No queda más remedio que constatar que nuestras esperanzas, nuestra confianza de aquel entonces sufrieron una amarga decepción. De los grupos participantes en aquellas Conferencias, sólo quedan la CCI y la TCI (ex-BIPR, creada por Battaglia Comunista de Italia y la CWO de Gran Bretaña poco después de las Conferencias)[3]. Aunque la clase obrera no se haya dejado alistar tras las banderas en una guerra imperialista generalizada, tampoco ha sido capaz de oponer su propia perspectiva frente a la sociedad burguesa. Y fue así como la lucha de clases no impuso a los revolucionarios de la Izquierda comunista un mínimo de sentido de la responsabilidad: las Conferencias no volverían a celebrarse, y nuestros reiterados llamamientos para un mínimo de acción común de los internacionalistas (cuando las guerras del Golfo, por ejemplo, en los años 1990 y 2000) quedaron sin respuesta. El anarquismo no ofrece un espectáculo todavía más lamentable si fuera posible. Con las guerras en Ucrania y Siria, domina la precipitación en el la sima del nacionalismo y el antifascismo de la que pocos son capaces de salvarse con honor (el KRAS en Rusia es una excepción admirable).

En tal situación, característica de la descomposición social ambiente, tambien la CCI ha tenido probebleas. Una crisis profunda ha zarandeado nuestra organización, una crisis que nos exige una reflexión teórica y un cuestionamiento muy profundos para encararla. Es ése el tema del artículo sobre nuestra reciente Conferencia extraordinaria, publicada también en este número.

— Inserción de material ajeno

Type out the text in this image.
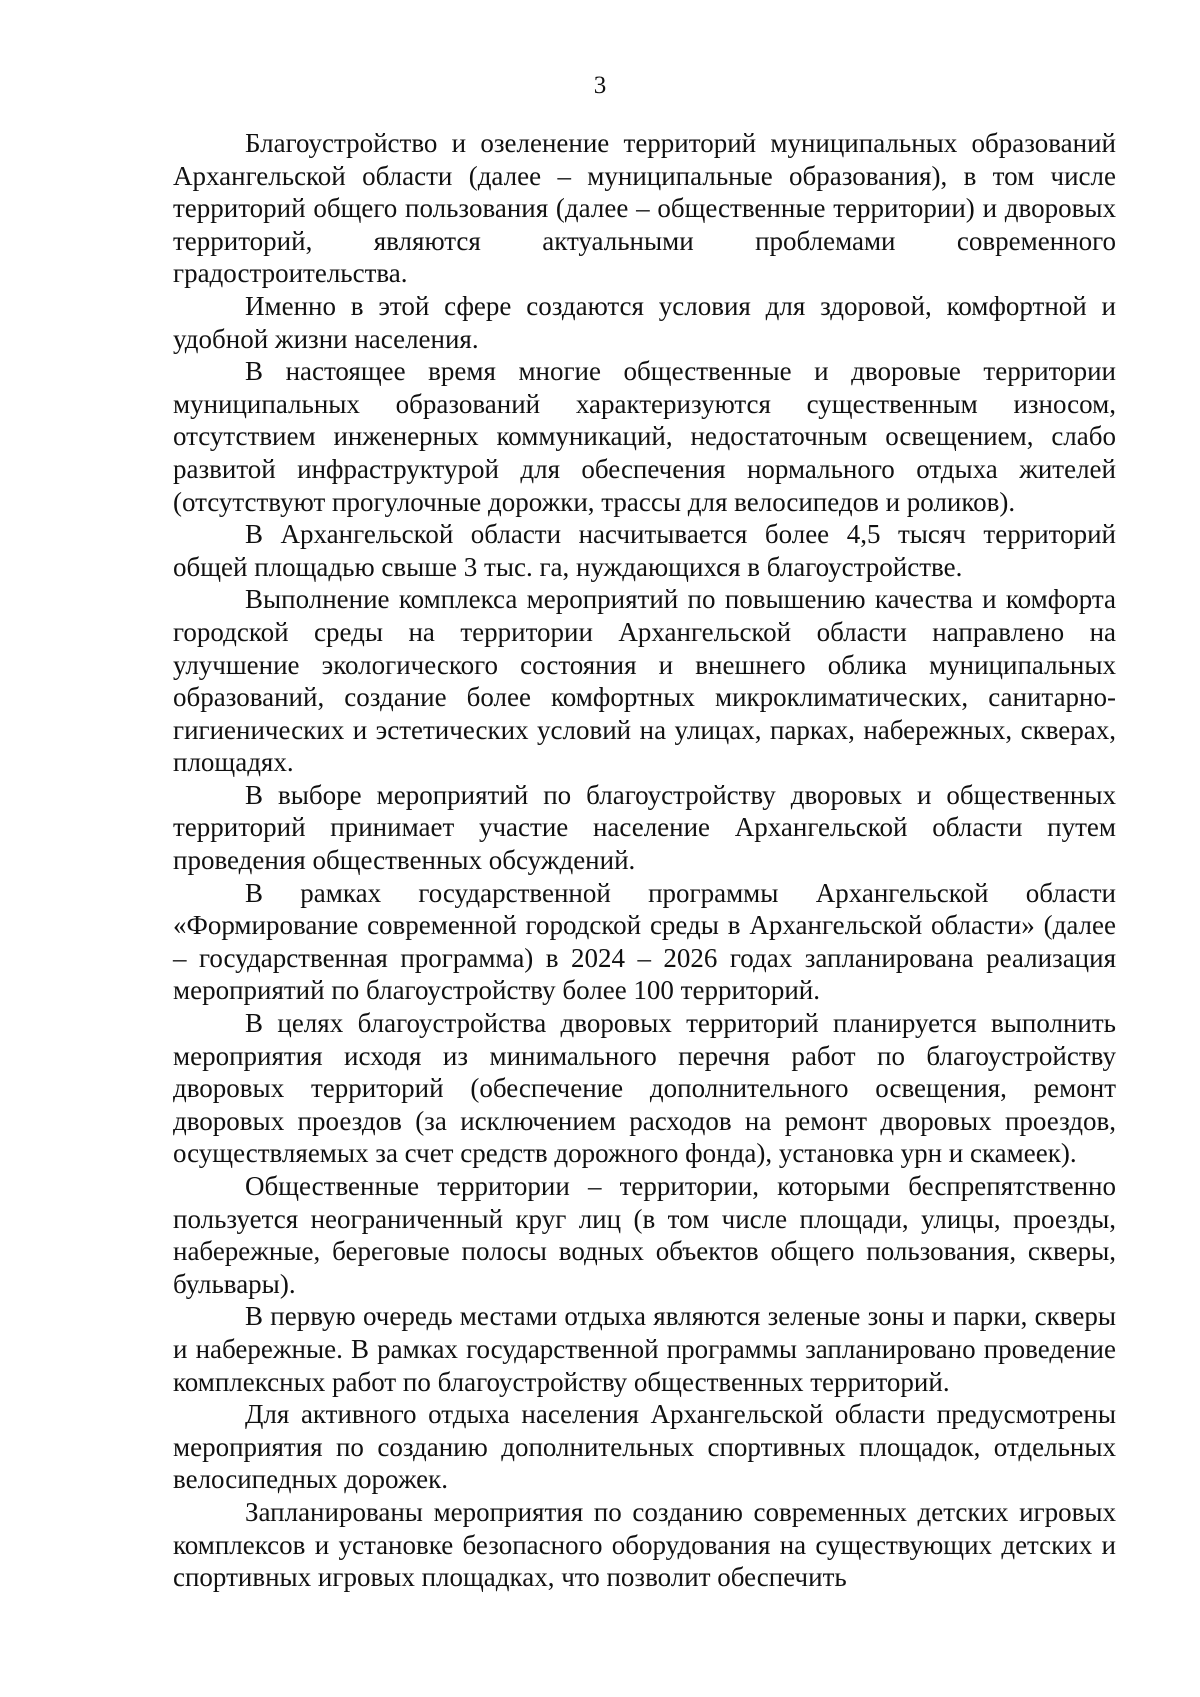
3

Благоустройство и озеленение территорий муниципальных образований Архангельской области (далее – муниципальные образования), в том числе территорий общего пользования (далее – общественные территории) и дворовых территорий, являются актуальными проблемами современного градостроительства.

Именно в этой сфере создаются условия для здоровой, комфортной и удобной жизни населения.

В настоящее время многие общественные и дворовые территории муниципальных образований характеризуются существенным износом, отсутствием инженерных коммуникаций, недостаточным освещением, слабо развитой инфраструктурой для обеспечения нормального отдыха жителей (отсутствуют прогулочные дорожки, трассы для велосипедов и роликов).

В Архангельской области насчитывается более 4,5 тысяч территорий общей площадью свыше 3 тыс. га, нуждающихся в благоустройстве.

Выполнение комплекса мероприятий по повышению качества и комфорта городской среды на территории Архангельской области направлено на улучшение экологического состояния и внешнего облика муниципальных образований, создание более комфортных микроклиматических, санитарно-гигиенических и эстетических условий на улицах, парках, набережных, скверах, площадях.

В выборе мероприятий по благоустройству дворовых и общественных территорий принимает участие население Архангельской области путем проведения общественных обсуждений.

В рамках государственной программы Архангельской области «Формирование современной городской среды в Архангельской области» (далее – государственная программа) в 2024 – 2026 годах запланирована реализация мероприятий по благоустройству более 100 территорий.

В целях благоустройства дворовых территорий планируется выполнить мероприятия исходя из минимального перечня работ по благоустройству дворовых территорий (обеспечение дополнительного освещения, ремонт дворовых проездов (за исключением расходов на ремонт дворовых проездов, осуществляемых за счет средств дорожного фонда), установка урн и скамеек).

Общественные территории – территории, которыми беспрепятственно пользуется неограниченный круг лиц (в том числе площади, улицы, проезды, набережные, береговые полосы водных объектов общего пользования, скверы, бульвары).

В первую очередь местами отдыха являются зеленые зоны и парки, скверы и набережные. В рамках государственной программы запланировано проведение комплексных работ по благоустройству общественных территорий.

Для активного отдыха населения Архангельской области предусмотрены мероприятия по созданию дополнительных спортивных площадок, отдельных велосипедных дорожек.

Запланированы мероприятия по созданию современных детских игровых комплексов и установке безопасного оборудования на существующих детских и спортивных игровых площадках, что позволит обеспечить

Las crisis nunca son una situación confortable, pero sin ellas no hay vida, y pueden ser a la vez necesarias y saludables. Como lo subraya nuestro artículo, si hay una lección que sacar de la traición de los partidos socialistas u del descalabro de la Internacional, es que la vía tranquila del oportunismo lleva a la muerte y a la traición, y que en la lucha política de la izquierda revolucionaria siempre hubo choques y crisis.

CCI, diciembre 2014

[1] Remitimos al lector desconocedor de estas conferencias a nuestro artículo de la Revista internacional n° 22 (1980), “el sectarismo, una herencia de la contrarrevolución que hay que superar”, http://es.internationalism.org/node/2829

[2] Revista internacional n°44, 1er Trimestre 1986.

[3] El GCI se pasó al campo de la burguesía al apoyar a Sendero Luminoso de Perú.